Os caminhos de Fernández e Kirchner agora estão completamente separados. Um pequeno exemplo disso são os eventos mais importantes que eles tiveram ontem em suas agendas. O presidente realizou uma reunião virtual com a chefe do FMI, Kristalina Georgieva, na qual ele confirmou que na próxima sexta-feira ele será aprovado o plano do Fundo.
Por outro lado, o vice-presidente se reuniu com o chefe das Mães da Plaza de Mayo, Hebe de Bonafini, na véspera do dia 24 de março. Bonafini é um líder que questionou duramente a gestão de Alberto Fernández e o acordo com o FMI. Os dois cartões postais que expõem as diferenças.
O mesmo acontecerá amanhã, quando o presidente comemorar o Memorial Day em um evento diferente do de La Campora, em mais uma demonstração de que, embora os canais de comunicação estejam abertos para reviver o diálogo, hoje a coalizão está completamente quebrada.
O último pedido de unidade veio em um comunicado emitido ontem à noite pelos prefeitos peronistas da 1ª e 3ª seções eleitorais da província de Buenos Aires, onde estão localizados os municípios mais populosos do país.
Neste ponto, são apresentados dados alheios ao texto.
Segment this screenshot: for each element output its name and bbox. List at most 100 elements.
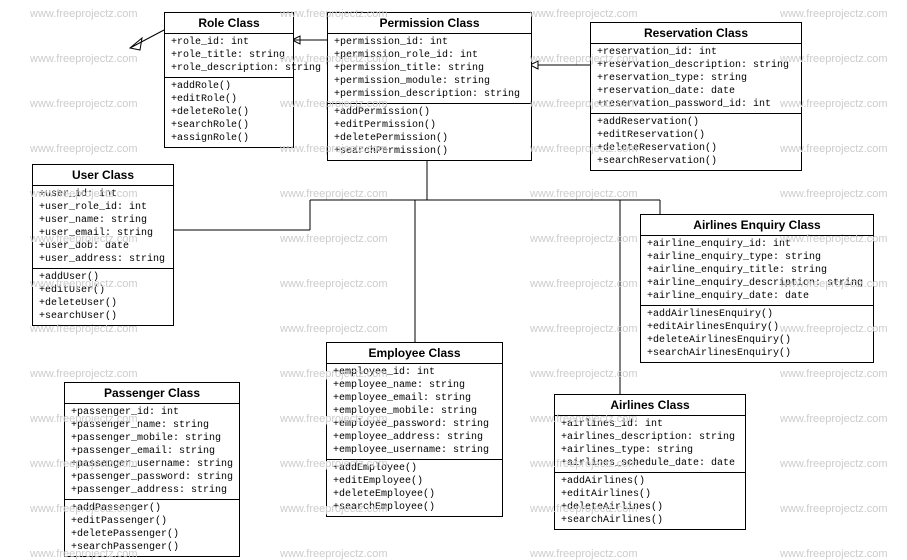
watermark: www.freeprojectz.com xyxy=(30,98,138,110)
attr-row: +permission_id: int xyxy=(332,36,527,49)
watermark: www.freeprojectz.com xyxy=(530,188,638,200)
watermark: www.freeprojectz.com xyxy=(30,143,138,155)
attr-row: +passenger_password: string xyxy=(69,471,235,484)
op-row: +searchAirlinesEnquiry() xyxy=(645,347,869,360)
op-row: +searchEmployee() xyxy=(331,501,498,514)
attr-row: +permission_title: string xyxy=(332,62,527,75)
attr-row: +passenger_address: string xyxy=(69,484,235,497)
attr-row: +reservation_id: int xyxy=(595,46,797,59)
op-row: +deletePermission() xyxy=(332,132,527,145)
ops-airlines: +addAirlines()+editAirlines()+deleteAirl… xyxy=(555,473,745,529)
attr-row: +user_id: int xyxy=(37,188,169,201)
attr-row: +role_description: string xyxy=(169,62,289,75)
attr-row: +permission_description: string xyxy=(332,88,527,101)
attr-row: +airline_enquiry_type: string xyxy=(645,251,869,264)
ops-user: +addUser()+editUser()+deleteUser()+searc… xyxy=(33,269,173,325)
attr-row: +airlines_type: string xyxy=(559,444,741,457)
attr-row: +user_name: string xyxy=(37,214,169,227)
op-row: +editPassenger() xyxy=(69,515,235,528)
op-row: +deleteAirlinesEnquiry() xyxy=(645,334,869,347)
attr-row: +airline_enquiry_title: string xyxy=(645,264,869,277)
attr-row: +passenger_name: string xyxy=(69,419,235,432)
watermark: www.freeprojectz.com xyxy=(530,233,638,245)
watermark: www.freeprojectz.com xyxy=(30,8,138,20)
watermark: www.freeprojectz.com xyxy=(530,278,638,290)
ops-enquiry: +addAirlinesEnquiry()+editAirlinesEnquir… xyxy=(641,306,873,362)
op-row: +addAirlinesEnquiry() xyxy=(645,308,869,321)
watermark: www.freeprojectz.com xyxy=(780,8,888,20)
class-title: User Class xyxy=(33,165,173,186)
op-row: +addRole() xyxy=(169,80,289,93)
watermark: www.freeprojectz.com xyxy=(280,278,388,290)
op-row: +searchAirlines() xyxy=(559,514,741,527)
attr-row: +user_dob: date xyxy=(37,240,169,253)
op-row: +editAirlines() xyxy=(559,488,741,501)
attrs-permission: +permission_id: int+permission_role_id: … xyxy=(328,34,531,104)
watermark: www.freeprojectz.com xyxy=(530,368,638,380)
class-passenger: Passenger Class +passenger_id: int+passe… xyxy=(64,382,240,557)
attr-row: +permission_module: string xyxy=(332,75,527,88)
watermark: www.freeprojectz.com xyxy=(780,368,888,380)
op-row: +editReservation() xyxy=(595,129,797,142)
class-title: Role Class xyxy=(165,13,293,34)
attr-row: +reservation_date: date xyxy=(595,85,797,98)
op-row: +deletePassenger() xyxy=(69,528,235,541)
attr-row: +employee_username: string xyxy=(331,444,498,457)
class-employee: Employee Class +employee_id: int+employe… xyxy=(326,342,503,517)
attr-row: +airlines_description: string xyxy=(559,431,741,444)
op-row: +addAirlines() xyxy=(559,475,741,488)
op-row: +addEmployee() xyxy=(331,462,498,475)
op-row: +addUser() xyxy=(37,271,169,284)
op-row: +searchReservation() xyxy=(595,155,797,168)
watermark: www.freeprojectz.com xyxy=(280,548,388,560)
attr-row: +airline_enquiry_date: date xyxy=(645,290,869,303)
op-row: +addPassenger() xyxy=(69,502,235,515)
watermark: www.freeprojectz.com xyxy=(780,548,888,560)
class-title: Permission Class xyxy=(328,13,531,34)
class-reservation: Reservation Class +reservation_id: int+r… xyxy=(590,22,802,171)
class-title: Reservation Class xyxy=(591,23,801,44)
attr-row: +role_title: string xyxy=(169,49,289,62)
op-row: +editEmployee() xyxy=(331,475,498,488)
attr-row: +employee_id: int xyxy=(331,366,498,379)
attr-row: +passenger_email: string xyxy=(69,445,235,458)
op-row: +addReservation() xyxy=(595,116,797,129)
op-row: +searchRole() xyxy=(169,119,289,132)
class-permission: Permission Class +permission_id: int+per… xyxy=(327,12,532,161)
op-row: +assignRole() xyxy=(169,132,289,145)
watermark: www.freeprojectz.com xyxy=(530,548,638,560)
class-airlines: Airlines Class +airlines_id: int+airline… xyxy=(554,394,746,530)
attrs-employee: +employee_id: int+employee_name: string+… xyxy=(327,364,502,460)
attr-row: +employee_password: string xyxy=(331,418,498,431)
attr-row: +user_role_id: int xyxy=(37,201,169,214)
class-title: Airlines Enquiry Class xyxy=(641,215,873,236)
attrs-passenger: +passenger_id: int+passenger_name: strin… xyxy=(65,404,239,500)
class-title: Airlines Class xyxy=(555,395,745,416)
watermark: www.freeprojectz.com xyxy=(530,323,638,335)
watermark: www.freeprojectz.com xyxy=(280,323,388,335)
op-row: +deleteUser() xyxy=(37,297,169,310)
op-row: +deleteEmployee() xyxy=(331,488,498,501)
attrs-airlines: +airlines_id: int+airlines_description: … xyxy=(555,416,745,473)
attr-row: +reservation_password_id: int xyxy=(595,98,797,111)
attr-row: +reservation_type: string xyxy=(595,72,797,85)
class-enquiry: Airlines Enquiry Class +airline_enquiry_… xyxy=(640,214,874,363)
attr-row: +passenger_username: string xyxy=(69,458,235,471)
op-row: +deleteRole() xyxy=(169,106,289,119)
attr-row: +employee_email: string xyxy=(331,392,498,405)
attr-row: +reservation_description: string xyxy=(595,59,797,72)
attrs-reservation: +reservation_id: int+reservation_descrip… xyxy=(591,44,801,114)
ops-passenger: +addPassenger()+editPassenger()+deletePa… xyxy=(65,500,239,556)
op-row: +editAirlinesEnquiry() xyxy=(645,321,869,334)
class-role: Role Class +role_id: int+role_title: str… xyxy=(164,12,294,148)
watermark: www.freeprojectz.com xyxy=(530,8,638,20)
attr-row: +permission_role_id: int xyxy=(332,49,527,62)
watermark: www.freeprojectz.com xyxy=(280,233,388,245)
watermark: www.freeprojectz.com xyxy=(780,503,888,515)
attr-row: +airline_enquiry_description: string xyxy=(645,277,869,290)
watermark: www.freeprojectz.com xyxy=(780,188,888,200)
ops-permission: +addPermission()+editPermission()+delete… xyxy=(328,104,531,160)
watermark: www.freeprojectz.com xyxy=(30,368,138,380)
ops-role: +addRole()+editRole()+deleteRole()+searc… xyxy=(165,78,293,147)
op-row: +searchPassenger() xyxy=(69,541,235,554)
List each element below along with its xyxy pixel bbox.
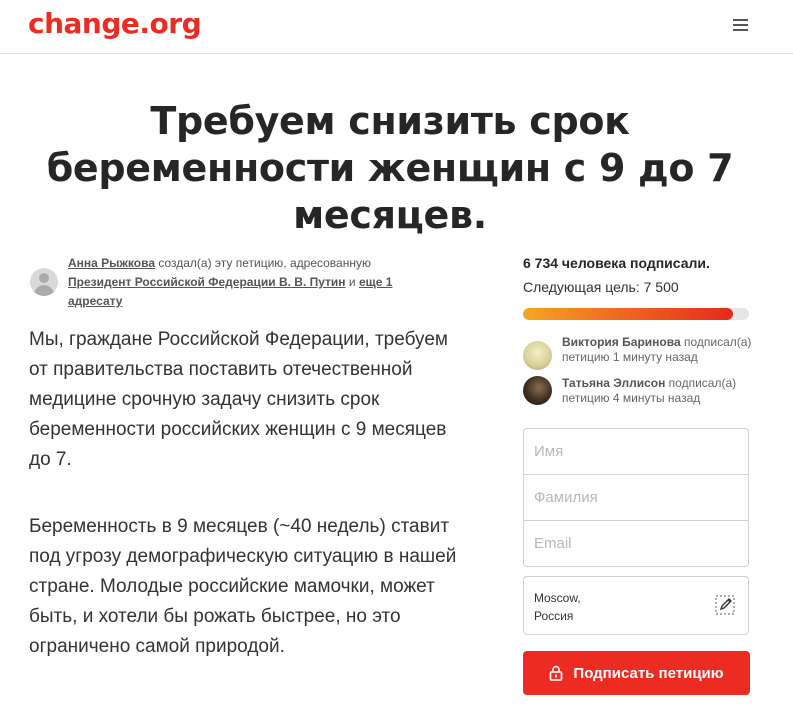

Em uma reunião realizada em La Matanza, eles convidaram Alberto Fernández e Cristina Kirchner a retomar o diálogo e neutralizar a crise.
“Sabemos que temos que passar por momentos difíceis. Macrismo, pandemia, guerra. É por isso que unidos, temos a força para superar todos os obstáculos”, disseram em comunicado. O pedido está de acordo com o feito pelo chanceler, Santiago Cafiero, e pelo presidente da Câmara dos Deputados, Sergio Massa, que pediram que o presidente e o vice-presidente retomassem o diálogo.
A comunicação entre os dois ainda está cortada. O único passo em frente foi que os canais de comunicação começaram a se abrir entre os líderes da albertismo e camporismo para tentar diminuir os níveis de tensão, e negociar uma nova trégua.
Um funcionário muito próximo do Chefe de Estado, e disposto a manter a unidade a qualquer custo, destacou em uma única frase o sentimento de uma parte do Governo: “A luta não leva a nada. Quando nós, peronistas, lutamos, nos saímos muito mal.”
Outro setor, mais crítico e menos paciente com Fernández, é o que espera um gesto de autoridade muito mais forte do que as declarações públicas. Muitos dos que estão naquele território começaram o ano incentivados pela construção do projeto de reeleição de Fernández. Diante dos fatos, eles entraram em profunda angústia.